Trying to score on a veteran Dalton defense that has allowed just 12 goals this season will be an uphill battle. The Catamounts have blanked opponents 12 times this year, including their last three playoff opponents.
Abarca says getting open without the ball will be essential to finding success with it.
“It’s great to move off the ball and create your own space,” he said. “My coaches always tell me that the most important thing about a forward is to create space without a ball. That’s what I have to do — play without the ball.”
MAKING HISTORY: Saturday’s David-versus-Goliath matchup has many area soccer enthusiasts showing Johnson their support, Knights fans or not.
“As a county, we’re all for each other,” Shirley said. “All the coaches have been here for a while, for the most part. When we’re not playing each other, we’re all pulling for each other.”
In the hallways of Johnson High, players and coaches are receiving good fortune from the student body.

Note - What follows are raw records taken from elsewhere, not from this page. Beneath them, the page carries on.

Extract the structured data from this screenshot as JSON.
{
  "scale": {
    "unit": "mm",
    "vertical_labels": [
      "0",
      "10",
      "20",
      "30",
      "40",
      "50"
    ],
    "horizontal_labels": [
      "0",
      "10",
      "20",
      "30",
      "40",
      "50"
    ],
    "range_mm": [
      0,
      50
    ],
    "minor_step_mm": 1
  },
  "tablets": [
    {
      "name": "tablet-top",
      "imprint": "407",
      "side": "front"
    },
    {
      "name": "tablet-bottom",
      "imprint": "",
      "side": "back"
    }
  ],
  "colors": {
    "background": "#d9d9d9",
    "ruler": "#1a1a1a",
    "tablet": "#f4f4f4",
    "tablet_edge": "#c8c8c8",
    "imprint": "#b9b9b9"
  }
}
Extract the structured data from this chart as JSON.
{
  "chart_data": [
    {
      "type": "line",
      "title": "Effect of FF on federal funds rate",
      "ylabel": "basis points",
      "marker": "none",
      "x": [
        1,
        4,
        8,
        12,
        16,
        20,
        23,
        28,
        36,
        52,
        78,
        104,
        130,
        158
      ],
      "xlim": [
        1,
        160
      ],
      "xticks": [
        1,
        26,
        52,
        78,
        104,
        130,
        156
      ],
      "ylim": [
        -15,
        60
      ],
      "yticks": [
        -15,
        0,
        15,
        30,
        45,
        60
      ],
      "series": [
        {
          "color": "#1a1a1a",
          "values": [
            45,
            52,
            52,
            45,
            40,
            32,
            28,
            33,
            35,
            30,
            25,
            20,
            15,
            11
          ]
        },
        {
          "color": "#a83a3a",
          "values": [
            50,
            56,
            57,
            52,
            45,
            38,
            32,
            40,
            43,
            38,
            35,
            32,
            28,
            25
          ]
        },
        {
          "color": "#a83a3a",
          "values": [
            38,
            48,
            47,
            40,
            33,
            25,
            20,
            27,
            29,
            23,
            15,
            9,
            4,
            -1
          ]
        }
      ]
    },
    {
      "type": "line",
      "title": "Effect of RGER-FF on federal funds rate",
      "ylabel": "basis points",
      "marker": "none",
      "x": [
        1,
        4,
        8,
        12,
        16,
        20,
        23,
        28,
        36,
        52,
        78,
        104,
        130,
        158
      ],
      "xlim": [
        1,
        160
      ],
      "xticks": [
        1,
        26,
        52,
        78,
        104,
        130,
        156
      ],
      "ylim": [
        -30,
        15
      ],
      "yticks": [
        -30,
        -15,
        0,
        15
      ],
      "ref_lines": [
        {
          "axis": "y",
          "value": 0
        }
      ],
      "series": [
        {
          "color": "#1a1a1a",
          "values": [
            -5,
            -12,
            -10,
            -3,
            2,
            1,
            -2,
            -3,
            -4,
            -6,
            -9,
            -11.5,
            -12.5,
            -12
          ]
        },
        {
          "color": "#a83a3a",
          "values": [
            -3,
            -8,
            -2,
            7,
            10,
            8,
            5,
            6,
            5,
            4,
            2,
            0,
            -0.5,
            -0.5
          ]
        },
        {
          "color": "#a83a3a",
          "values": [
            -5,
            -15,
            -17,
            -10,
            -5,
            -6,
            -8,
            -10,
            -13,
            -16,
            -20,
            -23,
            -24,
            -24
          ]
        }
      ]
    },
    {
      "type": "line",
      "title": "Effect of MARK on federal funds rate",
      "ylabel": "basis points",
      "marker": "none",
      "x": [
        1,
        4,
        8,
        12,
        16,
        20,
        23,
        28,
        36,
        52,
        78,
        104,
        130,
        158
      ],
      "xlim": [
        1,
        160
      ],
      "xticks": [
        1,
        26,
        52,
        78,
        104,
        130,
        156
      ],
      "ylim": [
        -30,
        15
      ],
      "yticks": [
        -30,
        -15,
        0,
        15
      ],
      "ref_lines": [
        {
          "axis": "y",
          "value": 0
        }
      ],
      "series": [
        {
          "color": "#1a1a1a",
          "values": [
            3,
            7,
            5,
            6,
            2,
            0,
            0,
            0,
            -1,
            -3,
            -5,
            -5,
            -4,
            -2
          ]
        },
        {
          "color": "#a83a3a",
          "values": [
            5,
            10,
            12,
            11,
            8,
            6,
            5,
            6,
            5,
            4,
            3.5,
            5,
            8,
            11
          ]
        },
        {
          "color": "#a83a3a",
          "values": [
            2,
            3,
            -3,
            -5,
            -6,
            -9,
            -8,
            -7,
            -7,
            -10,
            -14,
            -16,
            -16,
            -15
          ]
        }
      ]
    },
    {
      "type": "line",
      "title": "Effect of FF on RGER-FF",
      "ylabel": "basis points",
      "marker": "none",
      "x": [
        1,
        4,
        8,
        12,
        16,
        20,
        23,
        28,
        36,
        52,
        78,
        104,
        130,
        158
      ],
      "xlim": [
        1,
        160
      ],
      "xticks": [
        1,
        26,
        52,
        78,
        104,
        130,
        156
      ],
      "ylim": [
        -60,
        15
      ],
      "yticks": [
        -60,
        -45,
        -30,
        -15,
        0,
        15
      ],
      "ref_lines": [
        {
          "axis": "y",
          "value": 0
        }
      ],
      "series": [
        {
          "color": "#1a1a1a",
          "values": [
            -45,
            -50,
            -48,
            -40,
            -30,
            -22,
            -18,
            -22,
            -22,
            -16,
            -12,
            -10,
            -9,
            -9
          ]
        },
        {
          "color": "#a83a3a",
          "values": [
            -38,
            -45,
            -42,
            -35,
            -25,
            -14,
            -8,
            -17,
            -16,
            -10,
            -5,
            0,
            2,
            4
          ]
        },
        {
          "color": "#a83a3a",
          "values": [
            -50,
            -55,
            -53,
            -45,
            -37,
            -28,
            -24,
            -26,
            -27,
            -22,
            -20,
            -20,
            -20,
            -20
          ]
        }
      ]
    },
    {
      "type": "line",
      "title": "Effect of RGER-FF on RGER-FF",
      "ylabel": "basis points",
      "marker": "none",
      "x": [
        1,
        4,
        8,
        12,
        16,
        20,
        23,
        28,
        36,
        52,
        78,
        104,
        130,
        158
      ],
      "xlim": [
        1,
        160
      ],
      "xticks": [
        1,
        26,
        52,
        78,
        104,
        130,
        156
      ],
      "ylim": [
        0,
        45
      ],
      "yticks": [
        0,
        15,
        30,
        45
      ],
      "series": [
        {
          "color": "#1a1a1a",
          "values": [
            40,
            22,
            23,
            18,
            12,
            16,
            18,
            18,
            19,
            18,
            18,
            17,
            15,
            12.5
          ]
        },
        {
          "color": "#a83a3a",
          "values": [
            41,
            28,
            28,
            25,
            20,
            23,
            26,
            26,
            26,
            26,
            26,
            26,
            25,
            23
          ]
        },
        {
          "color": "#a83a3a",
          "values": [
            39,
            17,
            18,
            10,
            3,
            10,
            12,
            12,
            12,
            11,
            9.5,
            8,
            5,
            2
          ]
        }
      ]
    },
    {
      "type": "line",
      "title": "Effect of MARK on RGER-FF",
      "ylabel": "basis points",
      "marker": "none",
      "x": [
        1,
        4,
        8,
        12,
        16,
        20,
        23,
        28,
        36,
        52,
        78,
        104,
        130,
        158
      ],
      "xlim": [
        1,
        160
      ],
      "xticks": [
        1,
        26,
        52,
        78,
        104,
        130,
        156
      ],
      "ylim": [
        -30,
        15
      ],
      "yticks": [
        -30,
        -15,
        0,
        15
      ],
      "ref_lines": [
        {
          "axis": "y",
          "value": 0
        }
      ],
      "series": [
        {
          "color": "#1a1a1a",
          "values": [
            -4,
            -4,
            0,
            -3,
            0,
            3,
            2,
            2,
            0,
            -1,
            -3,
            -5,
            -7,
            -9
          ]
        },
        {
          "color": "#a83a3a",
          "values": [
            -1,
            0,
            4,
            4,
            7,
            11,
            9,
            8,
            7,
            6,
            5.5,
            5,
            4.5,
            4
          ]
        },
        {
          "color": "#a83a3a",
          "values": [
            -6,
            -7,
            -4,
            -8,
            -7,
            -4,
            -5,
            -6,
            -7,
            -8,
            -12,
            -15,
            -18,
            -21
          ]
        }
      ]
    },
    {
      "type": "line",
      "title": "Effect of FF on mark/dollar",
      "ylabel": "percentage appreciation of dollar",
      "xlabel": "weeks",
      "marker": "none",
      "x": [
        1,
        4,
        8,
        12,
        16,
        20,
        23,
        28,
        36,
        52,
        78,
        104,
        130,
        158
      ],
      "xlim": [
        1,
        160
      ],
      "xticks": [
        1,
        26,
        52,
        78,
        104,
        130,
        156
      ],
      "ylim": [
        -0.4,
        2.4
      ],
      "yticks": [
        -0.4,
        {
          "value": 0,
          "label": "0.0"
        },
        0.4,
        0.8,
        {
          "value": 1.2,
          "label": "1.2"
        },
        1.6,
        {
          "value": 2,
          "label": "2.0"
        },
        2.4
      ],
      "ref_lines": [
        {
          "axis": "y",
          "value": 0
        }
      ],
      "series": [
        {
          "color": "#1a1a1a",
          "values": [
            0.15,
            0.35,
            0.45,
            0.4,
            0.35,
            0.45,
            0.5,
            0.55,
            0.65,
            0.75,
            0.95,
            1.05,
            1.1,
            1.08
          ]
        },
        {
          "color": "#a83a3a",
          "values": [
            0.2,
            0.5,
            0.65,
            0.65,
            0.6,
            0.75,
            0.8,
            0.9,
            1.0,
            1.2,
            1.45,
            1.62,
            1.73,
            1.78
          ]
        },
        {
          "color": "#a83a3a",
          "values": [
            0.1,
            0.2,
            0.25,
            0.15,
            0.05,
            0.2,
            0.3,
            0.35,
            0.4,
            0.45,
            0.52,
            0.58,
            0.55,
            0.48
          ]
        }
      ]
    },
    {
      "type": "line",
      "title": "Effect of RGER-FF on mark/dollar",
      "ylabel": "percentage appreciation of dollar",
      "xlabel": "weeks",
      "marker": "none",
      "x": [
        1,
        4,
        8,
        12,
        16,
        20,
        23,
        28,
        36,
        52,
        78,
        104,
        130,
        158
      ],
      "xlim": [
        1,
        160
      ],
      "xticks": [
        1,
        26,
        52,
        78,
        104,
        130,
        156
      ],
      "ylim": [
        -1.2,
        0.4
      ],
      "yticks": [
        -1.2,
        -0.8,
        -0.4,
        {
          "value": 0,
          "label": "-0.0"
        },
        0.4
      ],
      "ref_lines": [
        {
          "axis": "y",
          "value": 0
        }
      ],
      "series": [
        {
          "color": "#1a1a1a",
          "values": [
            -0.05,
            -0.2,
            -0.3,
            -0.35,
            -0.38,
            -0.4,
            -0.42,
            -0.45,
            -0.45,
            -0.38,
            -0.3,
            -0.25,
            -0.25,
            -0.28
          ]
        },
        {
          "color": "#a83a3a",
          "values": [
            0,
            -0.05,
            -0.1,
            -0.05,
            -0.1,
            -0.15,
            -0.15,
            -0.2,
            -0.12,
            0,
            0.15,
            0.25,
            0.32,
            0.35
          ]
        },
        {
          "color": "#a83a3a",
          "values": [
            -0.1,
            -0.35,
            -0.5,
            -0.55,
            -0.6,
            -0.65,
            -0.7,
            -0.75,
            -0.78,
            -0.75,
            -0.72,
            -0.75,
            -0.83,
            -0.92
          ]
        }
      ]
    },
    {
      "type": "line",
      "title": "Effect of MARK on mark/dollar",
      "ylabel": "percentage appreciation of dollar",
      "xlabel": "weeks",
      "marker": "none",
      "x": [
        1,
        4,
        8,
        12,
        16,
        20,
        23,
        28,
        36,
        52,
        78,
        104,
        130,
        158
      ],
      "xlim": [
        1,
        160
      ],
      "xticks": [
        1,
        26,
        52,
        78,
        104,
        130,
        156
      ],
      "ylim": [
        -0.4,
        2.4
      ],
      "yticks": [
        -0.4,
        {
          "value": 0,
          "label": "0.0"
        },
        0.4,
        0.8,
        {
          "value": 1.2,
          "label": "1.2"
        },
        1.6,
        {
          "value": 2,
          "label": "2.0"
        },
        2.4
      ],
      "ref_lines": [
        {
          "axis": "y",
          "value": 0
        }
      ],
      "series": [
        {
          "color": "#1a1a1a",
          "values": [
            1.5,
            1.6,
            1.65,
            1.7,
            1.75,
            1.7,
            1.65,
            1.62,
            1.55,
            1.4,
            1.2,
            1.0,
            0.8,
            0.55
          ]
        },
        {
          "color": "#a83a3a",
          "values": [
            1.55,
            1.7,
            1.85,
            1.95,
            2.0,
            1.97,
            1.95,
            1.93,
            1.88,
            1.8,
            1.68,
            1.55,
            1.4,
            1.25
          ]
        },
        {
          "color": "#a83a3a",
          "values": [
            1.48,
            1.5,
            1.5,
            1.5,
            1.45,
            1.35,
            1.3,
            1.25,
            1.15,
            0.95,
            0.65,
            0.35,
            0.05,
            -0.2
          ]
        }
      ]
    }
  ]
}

They anticipate a crowd of supporters in Kennesaw on Saturday.
“We have kids that normally wouldn’t be out here that are pulling for us,” Shirley said. “The community as a whole — faculty, the elementary schools, the middle schools. It’s good for the whole community at Johnson.”
For Shirley himself, Saturday is the ending of what he calls a “whirlwind” season.
During the year, his wife gave birth to a child, and also underwent surgery.
“It’s all been kinds of crazy for me this season,” he said.